Je dirais pourtant que la conviction a progressé, en particulier chez les professionnels de santé. De fait, alors que moins de 20 % de ces derniers souhaitaient se faire vacciner dans l'hôpital au début de la campagne de vaccination, ils sont maintenant plus de 50 % à l'avoir été – 60 % dans le corps médical, où le pourcentage a pratiquement triplé au fil de la campagne, atteignant parfois 100 % dans des services sensibles, comme ceux de la réanimation ou des maladies infectieuses. Contrairement à l'image que véhiculent certains, l'adhésion à la vaccination n'a donc pas reculé. Elle a même notablement augmenté, chez les professionnels de santé. Je rappelle que, selon un sondage du Quotidien du médecin publié le 21 septembre dernier, un généraliste sur deux ne souhaitait pas vacciner. Force est de constater que le taux d'adhésion à la vaccination a aujourd'hui fortement augmenté, même s'il reste cependant encore beaucoup de travail à faire.

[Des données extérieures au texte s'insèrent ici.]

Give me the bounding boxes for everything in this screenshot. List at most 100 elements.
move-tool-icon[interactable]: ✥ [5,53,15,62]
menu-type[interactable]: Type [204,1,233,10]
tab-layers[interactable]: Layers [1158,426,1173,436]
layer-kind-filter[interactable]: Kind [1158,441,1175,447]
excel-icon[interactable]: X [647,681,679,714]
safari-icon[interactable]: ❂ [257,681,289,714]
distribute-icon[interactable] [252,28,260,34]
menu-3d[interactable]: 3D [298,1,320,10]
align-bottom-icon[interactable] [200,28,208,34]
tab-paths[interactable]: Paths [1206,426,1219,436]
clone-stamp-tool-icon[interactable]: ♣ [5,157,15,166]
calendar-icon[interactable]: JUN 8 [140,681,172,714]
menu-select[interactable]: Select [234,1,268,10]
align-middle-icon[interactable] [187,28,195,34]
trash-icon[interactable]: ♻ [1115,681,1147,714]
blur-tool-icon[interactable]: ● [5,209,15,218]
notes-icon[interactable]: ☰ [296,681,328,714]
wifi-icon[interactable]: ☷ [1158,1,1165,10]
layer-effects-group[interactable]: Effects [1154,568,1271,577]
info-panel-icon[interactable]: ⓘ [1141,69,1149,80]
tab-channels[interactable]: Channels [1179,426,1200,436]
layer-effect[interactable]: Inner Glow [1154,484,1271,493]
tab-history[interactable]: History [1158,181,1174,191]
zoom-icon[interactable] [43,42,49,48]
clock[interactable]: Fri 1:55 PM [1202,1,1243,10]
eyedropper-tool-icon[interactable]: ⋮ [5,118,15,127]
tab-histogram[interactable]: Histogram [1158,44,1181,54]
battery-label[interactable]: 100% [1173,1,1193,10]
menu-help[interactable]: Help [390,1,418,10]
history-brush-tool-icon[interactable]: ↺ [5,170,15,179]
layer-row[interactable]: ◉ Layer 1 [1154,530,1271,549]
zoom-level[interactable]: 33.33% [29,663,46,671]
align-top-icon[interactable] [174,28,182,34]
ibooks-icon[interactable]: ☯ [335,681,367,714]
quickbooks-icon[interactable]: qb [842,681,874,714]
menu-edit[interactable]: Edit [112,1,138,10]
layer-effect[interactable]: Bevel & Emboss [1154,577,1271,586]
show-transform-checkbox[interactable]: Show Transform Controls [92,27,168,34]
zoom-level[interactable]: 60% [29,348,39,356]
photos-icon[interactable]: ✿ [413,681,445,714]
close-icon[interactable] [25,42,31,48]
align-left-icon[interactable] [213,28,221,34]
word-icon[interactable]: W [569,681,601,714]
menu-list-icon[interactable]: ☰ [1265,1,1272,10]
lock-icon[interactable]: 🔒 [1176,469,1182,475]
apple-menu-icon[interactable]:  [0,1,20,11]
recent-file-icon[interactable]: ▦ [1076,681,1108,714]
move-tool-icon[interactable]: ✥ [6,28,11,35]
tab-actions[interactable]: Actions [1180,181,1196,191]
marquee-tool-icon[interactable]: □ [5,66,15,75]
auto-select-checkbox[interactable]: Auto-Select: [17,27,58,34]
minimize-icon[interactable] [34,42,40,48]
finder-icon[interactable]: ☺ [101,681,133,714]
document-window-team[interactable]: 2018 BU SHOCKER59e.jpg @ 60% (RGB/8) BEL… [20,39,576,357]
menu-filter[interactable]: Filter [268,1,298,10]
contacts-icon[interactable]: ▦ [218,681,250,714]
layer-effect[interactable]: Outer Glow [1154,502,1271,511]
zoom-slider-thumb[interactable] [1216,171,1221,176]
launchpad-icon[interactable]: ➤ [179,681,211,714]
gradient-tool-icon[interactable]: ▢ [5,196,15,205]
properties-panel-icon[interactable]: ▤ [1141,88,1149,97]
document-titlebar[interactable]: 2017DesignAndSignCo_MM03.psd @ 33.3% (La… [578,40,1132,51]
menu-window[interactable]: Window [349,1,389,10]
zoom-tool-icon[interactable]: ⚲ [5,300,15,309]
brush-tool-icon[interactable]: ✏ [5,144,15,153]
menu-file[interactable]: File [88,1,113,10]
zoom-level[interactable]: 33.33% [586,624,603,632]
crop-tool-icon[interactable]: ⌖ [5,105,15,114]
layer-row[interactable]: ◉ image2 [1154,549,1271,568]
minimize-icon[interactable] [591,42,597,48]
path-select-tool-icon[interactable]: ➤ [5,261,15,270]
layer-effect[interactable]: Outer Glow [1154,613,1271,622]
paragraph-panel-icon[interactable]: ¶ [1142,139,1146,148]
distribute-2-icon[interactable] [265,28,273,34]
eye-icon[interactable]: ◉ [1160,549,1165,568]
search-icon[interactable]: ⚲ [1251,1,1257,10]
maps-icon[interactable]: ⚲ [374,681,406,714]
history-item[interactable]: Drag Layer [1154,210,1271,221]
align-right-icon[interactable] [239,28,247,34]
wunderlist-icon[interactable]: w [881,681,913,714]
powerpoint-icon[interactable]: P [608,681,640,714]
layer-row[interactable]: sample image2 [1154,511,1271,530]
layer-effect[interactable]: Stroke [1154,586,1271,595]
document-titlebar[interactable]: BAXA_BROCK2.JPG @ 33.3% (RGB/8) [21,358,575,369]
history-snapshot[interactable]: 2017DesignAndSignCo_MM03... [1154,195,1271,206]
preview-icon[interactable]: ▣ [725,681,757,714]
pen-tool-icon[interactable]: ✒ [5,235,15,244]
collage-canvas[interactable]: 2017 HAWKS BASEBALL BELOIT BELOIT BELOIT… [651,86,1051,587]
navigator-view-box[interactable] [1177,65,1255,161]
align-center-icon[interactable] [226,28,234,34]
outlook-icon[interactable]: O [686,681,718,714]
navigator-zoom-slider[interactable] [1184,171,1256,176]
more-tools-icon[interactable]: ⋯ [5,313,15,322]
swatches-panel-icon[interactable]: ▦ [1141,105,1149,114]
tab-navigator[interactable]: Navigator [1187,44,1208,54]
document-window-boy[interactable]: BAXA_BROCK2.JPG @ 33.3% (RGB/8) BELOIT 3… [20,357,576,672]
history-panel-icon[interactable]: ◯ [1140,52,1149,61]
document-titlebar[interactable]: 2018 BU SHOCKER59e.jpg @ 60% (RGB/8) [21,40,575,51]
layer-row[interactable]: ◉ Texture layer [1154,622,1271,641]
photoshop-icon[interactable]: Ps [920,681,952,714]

Le taux de vaccination doit être également rapporté aux populations réellement appelées. En effet, compte tenu de la faible disponibilité des produits, nous n'avons appelé que progressivement à la vaccination les personnes concernées, notamment les publics prioritaires. Il est encore trop tôt pour répondre à la question de Mme Touraine, qui demande quel pourcentage des populations à risques a été vacciné. Ces études sont, du reste, très difficiles à réaliser et se heurtent à certaines difficultés éthiques liées à l'impossibilité de croiser les fichiers. Peut-être Mme Weber, directrice générale de l'Institut de veille sanitaire, ou M. Houssin, directeur général de la santé, pourront-ils expliquer les méthodes rétrospectives qui permettront d'analyser, catégorie par catégorie, les personnes qui se sont fait vacciner. Il est, je le répète, encore trop tôt pour le faire. Cependant, les personnes à risque ayant été prioritairement appelées à la vaccination, c'est principalement dans ce groupe que se recrutent les cinq millions et demi de personnes vaccinées.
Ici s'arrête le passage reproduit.